O debate sobre o fim da escala 6×1 no Brasil avança no Congresso Nacional e pode abrir caminho para uma série de mudanças mais amplas na Consolidação das Leis do Trabalho já a partir de 2026. As propostas em análise vão além da simples redução da jornada semanal e incluem alterações estruturais nas relações de trabalho.
Uma das principais medidas em discussão prevê a redução gradual da carga horária de 44 para 36 horas semanais. Pelo texto, no primeiro ano após a promulgação, a jornada cairia para 40 horas, com reduções anuais de uma hora até atingir o novo limite. Durante todo o período de transição, fica proibida qualquer redução salarial.
No Congresso Nacional do Brasil, diferentes propostas seguem caminhos paralelos. No Senado, uma Proposta de Emenda à Constituição já foi aprovada na Comissão de Constituição e Justiça e aguarda votação em plenário, onde precisará de dois turnos e ao menos 49 votos favoráveis em cada etapa.
Na Câmara dos Deputados, a discussão ganha formatos distintos. Uma das propostas sugere a adoção da escala 4×3, quatro dias de trabalho e três de descanso, com limite de 36 horas semanais e implementação em até um ano. Outra alternativa prevê uma transição mais longa, de até dez anos, para reduzir impactos no setor produtivo.
Independentemente do modelo, há consenso entre os textos sobre a garantia de dois dias de descanso semanal remunerado e a manutenção dos salários.

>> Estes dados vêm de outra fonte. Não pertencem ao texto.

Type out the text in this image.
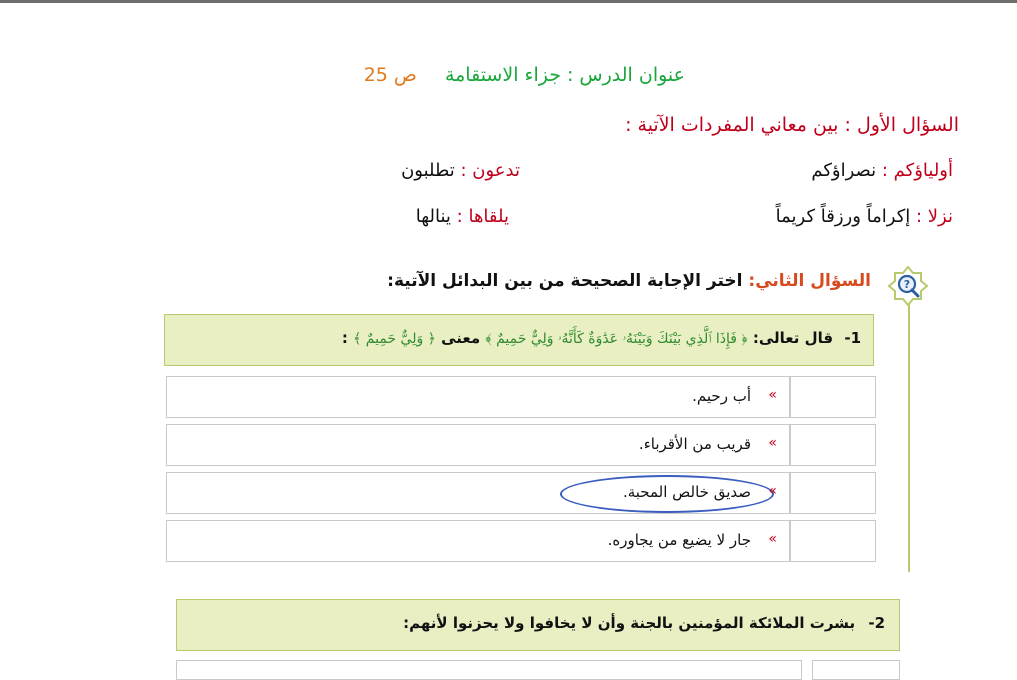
عنوان الدرس : جزاء الاستقامة ص 25
السؤال الأول : بين معاني المفردات الآتية :
أولياؤكم : نصراؤكم
تدعون : تطلبون
نزلا : إكراماً ورزقاً كريماً
يلقاها : ينالها
?
السؤال الثاني: اختر الإجابة الصحيحة من بين البدائل الآتية:
1- قال تعالى: ﴿ فَإِذَا ٱلَّذِي بَيْنَكَ وَبَيْنَهُۥ عَدَٰوَةٌ كَأَنَّهُۥ وَلِيٌّ حَمِيمٌ ﴾ معنى ﴿ وَلِيٌّ حَمِيمٌ ﴾ :
»
أب رحيم.
»
قريب من الأقرباء.
»
صديق خالص المحبة.
»
جار لا يضيع من يجاوره.
2- بشرت الملائكة المؤمنين بالجنة وأن لا يخافوا ولا يحزنوا لأنهم:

Impacto pode atingir milhões de trabalhadores
Dados do governo indicam que cerca de 37,2 milhões de brasileiros trabalham atualmente mais de 40 horas semanais, sendo aproximadamente 14 milhões no regime 6×1. A proposta, portanto, tem potencial de impactar diretamente uma parcela significativa da força de trabalho.
O Executivo defende que jornadas menores podem aumentar a produtividade e reduzir afastamentos. Em 2024, o país registrou cerca de 500 mil licenças relacionadas a doenças psicossociais, como ansiedade, depressão e burnout, frequentemente associadas a rotinas de trabalho extensas.
Outras mudanças na legislação já estão previstas
Além da discussão sobre jornada, outras alterações na legislação trabalhista começam a ganhar força para 2026. Uma delas é a retomada do adicional de periculosidade para trabalhadores que utilizam motocicletas como ferramenta de trabalho.
A medida, prevista em portaria do Ministério do Trabalho, estabelece pagamento adicional de 30% sobre o salário-base e exigirá laudo técnico para caracterização do risco. A regra deve atingir setores como entregas, logística e assistência técnica.
Outro ponto relevante é a atualização da Norma Regulamentadora nº 1 (NR-1), que passa a incluir riscos psicossociais, como assédio moral, metas abusivas e pressão excessiva, no escopo de fiscalização trabalhista. A mudança amplia a responsabilidade das empresas sobre o ambiente organizacional e a saúde mental dos trabalhadores.
Especialistas avaliam que o conjunto de mudanças exigirá maior planejamento por parte das empresas, com revisão de contratos, políticas internas e gestão de pessoas. A tendência é de aumento na fiscalização e maior rigor na aplicação das normas.